Boyle danse avec une grande maîtrise sur diverses lignes de compréhension. Il contamine le réel avec l’irréel – après avoir rêvé qu’il nageait dans la cuvette des toilettes, Renton rentre chez lui, entièrement trempé – ; filme des décors qui ne sont que ça ; embrasse la superficialité de ses personnages – un parallèle grossier entre l’orgasme et le foot – ; érige une étrange cathédrale visuelle faite de décadrages, de grand angle, de plans dingues (dans les scènes d’overdose et de sevrage). Il bâtit un sur-cinéma ayant instantanément un certain recul sur lui-même – tout en évitant tout calcul cynique. Sans doute est-ce pour ça que TRAINSPOTTING, comme son cousin FIGHT CLUB, reste aussi pertinent vingt ans après sa sortie : le soliloque moral de Renton, dans tous ses excès, n’est ni plus ni moins que l’interrogation intemporelle de chacun sur sa place dans la réalité du monde. Peut-on vivre ensemble sans devenir dingues ?

 

 

UNE VIE MOINS ORDINAIRE

Ou comment un film peut avoir atrocement vieilli, être pétri de maladresses, se vautrer puis se relever brillamment à chaque scène, tout en restant touchant et passionnant quand il est remis en perspective de la filmographie de son auteur.

 

LifeLessOrdinary

 

Peut-on se remettre d’un succès mondial comme TRAINSPOTTING et vivre avec simplicité d’être nommé sauveur d’un cinéma anglais moribond ? S’il existe un ‘film-malaise’ dans la filmo de Danny Boyle, c’est bien UNE VIE MOINS ORDINAIRE, son premier opus américain – sur lequel sont toutefois encore impliqués son scénariste John Hodge, son producteur Andrew Macdonald et son acteur fétiche Ewan McGregor. Pourtant, bien qu’UNE VIE MOINS ORDINAIRE soit délirant, il reste un projet de passion – pour le diriger, Boyle a refusé ALIEN LA RÉSURRECTION. Car, même dans l’outrance et le succès, Danny Boyle n’a « pas honte d’exprimer ses sentiments ».

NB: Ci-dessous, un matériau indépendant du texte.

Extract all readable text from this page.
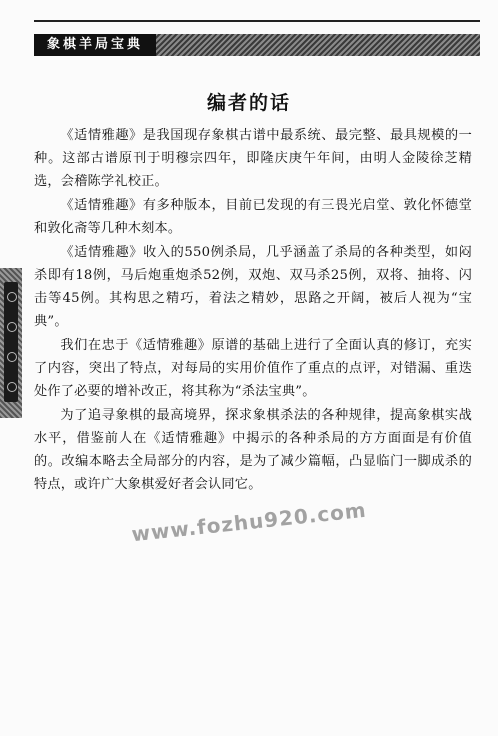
象棋羊局宝典
编者的话

《适情雅趣》是我国现存象棋古谱中最系统、最完整、最具规模的一种。这部古谱原刊于明穆宗四年，即隆庆庚午年间，由明人金陵徐芝精选，会稽陈学礼校正。

《适情雅趣》有多种版本，目前已发现的有三畏光启堂、敦化怀德堂和敦化斋等几种木刻本。

《适情雅趣》收入的550例杀局，几乎涵盖了杀局的各种类型，如闷杀即有18例，马后炮重炮杀52例，双炮、双马杀25例，双将、抽将、闪击等45例。其构思之精巧，着法之精妙，思路之开阔，被后人视为“宝典”。

我们在忠于《适情雅趣》原谱的基础上进行了全面认真的修订，充实了内容，突出了特点，对每局的实用价值作了重点的点评，对错漏、重迭处作了必要的增补改正，将其称为“杀法宝典”。

为了追寻象棋的最高境界，探求象棋杀法的各种规律，提高象棋实战水平，借鉴前人在《适情雅趣》中揭示的各种杀局的方方面面是有价值的。改编本略去全局部分的内容，是为了减少篇幅，凸显临门一脚成杀的特点，或许广大象棋爱好者会认同它。

www.fozhu920.com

Robert est un homme de ménage qui, licencié, surgit dans le bureau de son boss pour le menacer. Par un concours de circonstances, il prend Celine – la fille du patron – en otage. Pendant ce temps, l’Archange Gabriel ordonne à deux de ses anges de créer l’étincelle de l’amour entre Robert et Celine. Débordant d’intentions, UNE VIE MOINS ORDINAIRE ne parvient pas à la sophistication de l’excès de PETITS MEURTRES ENTRE AMIS et TRAINSPOTTING. Sans doute parce que Boyle, profondément britannique, laisse son esprit être contaminé par une culture américaine qu’il comprend mais peine à faire sienne. Pas étonnant qu’il s’agisse de son film le plus maladroitement ‘clippé’, qu’entre idées folles peu exploitées – un Paradis en forme de commissariat de film noir – et humour screwball parfois mal dégrossi, UNE VIE MOINS ORDINAIRE semble malhabile dans son assurance et son effusion.

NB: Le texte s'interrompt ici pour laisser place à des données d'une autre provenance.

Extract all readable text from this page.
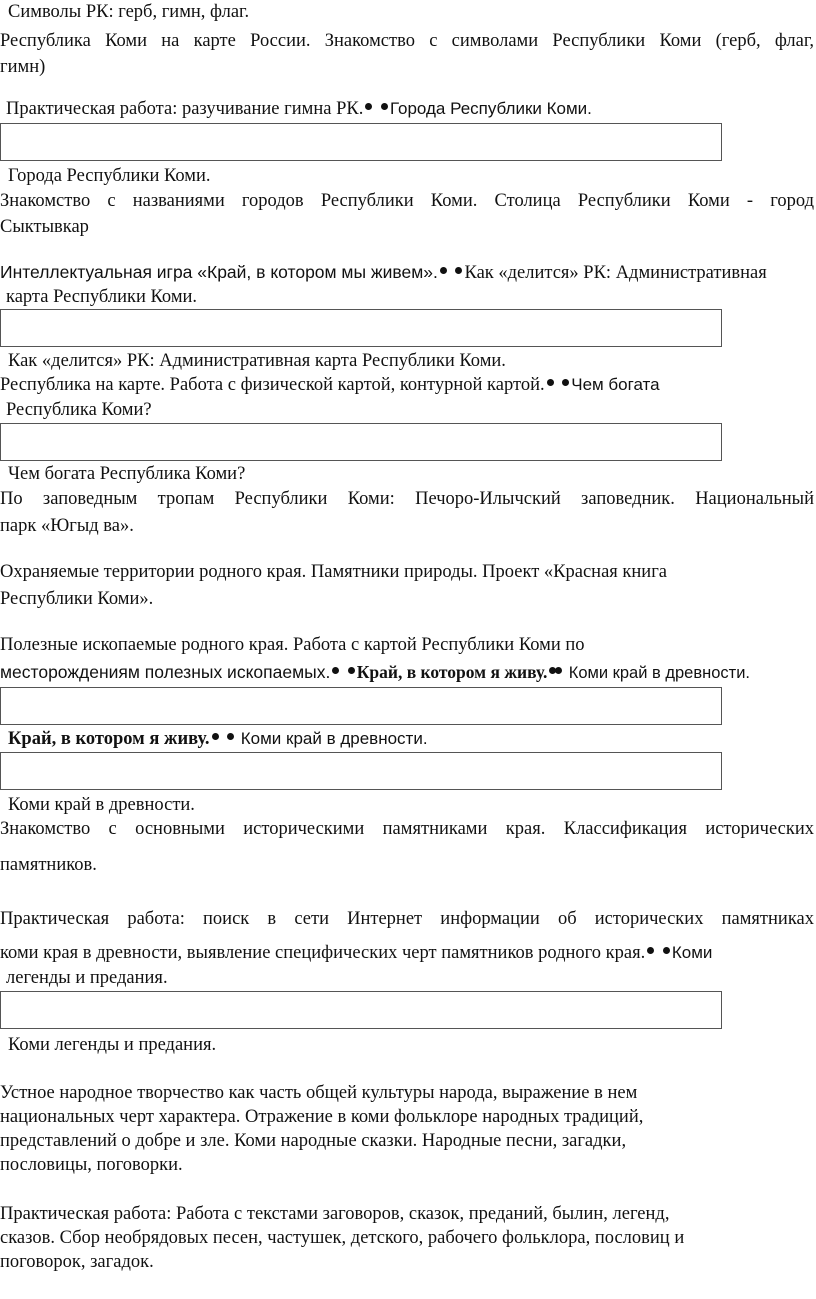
Символы РК: герб, гимн, флаг.
Республика Коми на карте России. Знакомство с символами Республики Коми (герб, флаг,
гимн)
Практическая работа: разучивание гимна РК. Города Республики Коми.
Города Республики Коми.
Знакомство с названиями городов Республики Коми. Столица Республики Коми - город
Сыктывкар
Интеллектуальная игра «Край, в котором мы живем». Как «делится» РК: Административная
карта Республики Коми.
Как «делится» РК: Административная карта Республики Коми.
Республика на карте. Работа с физической картой, контурной картой. Чем богата
Республика Коми?
Чем богата Республика Коми?
По заповедным тропам Республики Коми: Печоро-Илычский заповедник. Национальный
парк «Югыд ва».
Охраняемые территории родного края. Памятники природы. Проект «Красная книга
Республики Коми».
Полезные ископаемые родного края. Работа с картой Республики Коми по
месторождениям полезных ископаемых. Край, в котором я живу. Коми край в древности.
Край, в котором я живу. Коми край в древности.
Коми край в древности.
Знакомство с основными историческими памятниками края. Классификация исторических
памятников.
Практическая работа: поиск в сети Интернет информации об исторических памятниках
коми края в древности, выявление специфических черт памятников родного края. Коми
легенды и предания.
Коми легенды и предания.
Устное народное творчество как часть общей культуры народа, выражение в нем
национальных черт характера. Отражение в коми фольклоре народных традиций,
представлений о добре и зле. Коми народные сказки. Народные песни, загадки,
пословицы, поговорки.
Практическая работа: Работа с текстами заговоров, сказок, преданий, былин, легенд,
сказов. Сбор необрядовых песен, частушек, детского, рабочего фольклора, пословиц и
поговорок, загадок.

Pourtant, UNE VIE MOINS ORDINAIRE a du sens et, bien qu’il ait profondément vieilli narrativement et esthétiquement, parvient à enchanter. Sans doute parce que, dix-huit ans après sa sortie, on constate que le cinéma occidental ne se permet plus de faire des films aussi foutraques, qui mélangeraient romcom typique des années 30, fascination comico-grinçante très Coen Brothers pour la lose et utilisation volontairement outrancière des clichés. Le tout, servi par des dialogues alertes et les performances téméraires de Ewan McGregor et Cameron Diaz. Turlupiné par une question centrale – « Que se passe-t-il quand le destin ne contrôle plus rien ? » –, UNE VIE MOINS ORDINAIRE décale sur le plan romantique l’étude ‘boylienne’ de l’individu face au groupe – ici un système de règles et de hasards oppressant les sentiments. À ce titre, il préfigure le geste romanesque de SLUMDOG MILLIONAIRE. Quel film de studio actuel s’affirme avec autant de liberté ?

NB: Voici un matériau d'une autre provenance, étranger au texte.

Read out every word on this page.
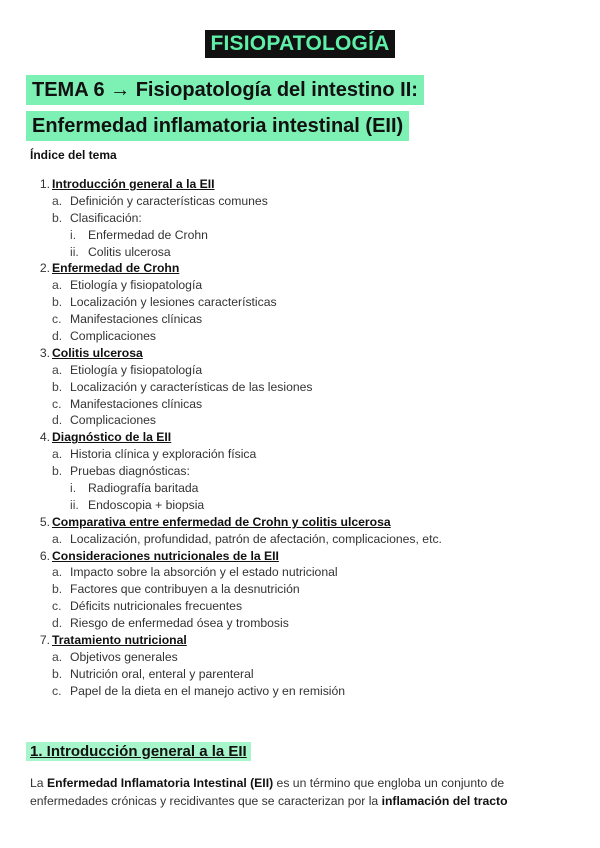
FISIOPATOLOGÍA
TEMA 6 → Fisiopatología del intestino II:
Enfermedad inflamatoria intestinal (EII)
Índice del tema
1. Introducción general a la EII
a. Definición y características comunes
b. Clasificación:
i. Enfermedad de Crohn
ii. Colitis ulcerosa
2. Enfermedad de Crohn
a. Etiología y fisiopatología
b. Localización y lesiones características
c. Manifestaciones clínicas
d. Complicaciones
3. Colitis ulcerosa
a. Etiología y fisiopatología
b. Localización y características de las lesiones
c. Manifestaciones clínicas
d. Complicaciones
4. Diagnóstico de la EII
a. Historia clínica y exploración física
b. Pruebas diagnósticas:
i. Radiografía baritada
ii. Endoscopia + biopsia
5. Comparativa entre enfermedad de Crohn y colitis ulcerosa
a. Localización, profundidad, patrón de afectación, complicaciones, etc.
6. Consideraciones nutricionales de la EII
a. Impacto sobre la absorción y el estado nutricional
b. Factores que contribuyen a la desnutrición
c. Déficits nutricionales frecuentes
d. Riesgo de enfermedad ósea y trombosis
7. Tratamiento nutricional
a. Objetivos generales
b. Nutrición oral, enteral y parenteral
c. Papel de la dieta en el manejo activo y en remisión
1. Introducción general a la EII
La Enfermedad Inflamatoria Intestinal (EII) es un término que engloba un conjunto de enfermedades crónicas y recidivantes que se caracterizan por la inflamación del tracto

UNE VIE MOINS ORDINAIRE est la déclaration d’amour un peu branque d’un cinéaste à son Art, d’un nerd qui ne trouve pas toujours les mots. Ici, on rêve de coups de foudre sur du Underworld, de chanter Bobby Darin au karaoké. Chacun peut devenir acteur le temps d’un gros mensonge. Comme le rappelle le générique de fin en stop motion, UNE VIE MOINS ORDINAIRE est un cartoon sur chacun de nous, storytellers qui, à défaut d’écrire un roman de gare, peuvent toujours, avec amour, écrire leur vie.

 

 

LA PLAGE

Leonardo DiCaprio, les décors irréels de la Thaïlande, un gros budget, un best seller mondial comme inspiration : ne pas croire pour autant que le cinéma de Danny Boyle se fait nouveau riche. Derrière le clinquant est tapie une peur insondable.

 

Beach

 

Sur une chanson d’un girls band oublié – les All Saints –, derrière le voile d’une nuit américaine trop prononcée, entourés d’une phosphorescence artificielle, Leonardo DiCaprio et Virginie Ledoyen font des « cochoncetés » dans l’eau. Dans LA PLAGE, le mauvais goût de Danny Boyle semble avoir dérapé – quelques séquences auparavant, Leo, Virginie et Guillaume Canet traversaient à la nage l’océan sur une musique digne de la saga ANGÉLIQUE. Adulescent, on pouvait prendre LA PLAGE au premier degré et ne pas être gêné par ces effusions grossières. Quinze ans plus tard, le quatrième film de Danny Boyle apparaît brillant justement pour ces effusions et sa construction duale, en miroir, où une première partie de mauvais goût, fantasmée, de pacotille, met en perspective l’atrocité à venir. Après les élans dégoulinants du premier acte, Boyle lève le voile sur un terreau de violence, d’hypocrisie, où une communauté de hippies se révèle être une agrégation superficielle d’égoïstes chevillés à leur privilège.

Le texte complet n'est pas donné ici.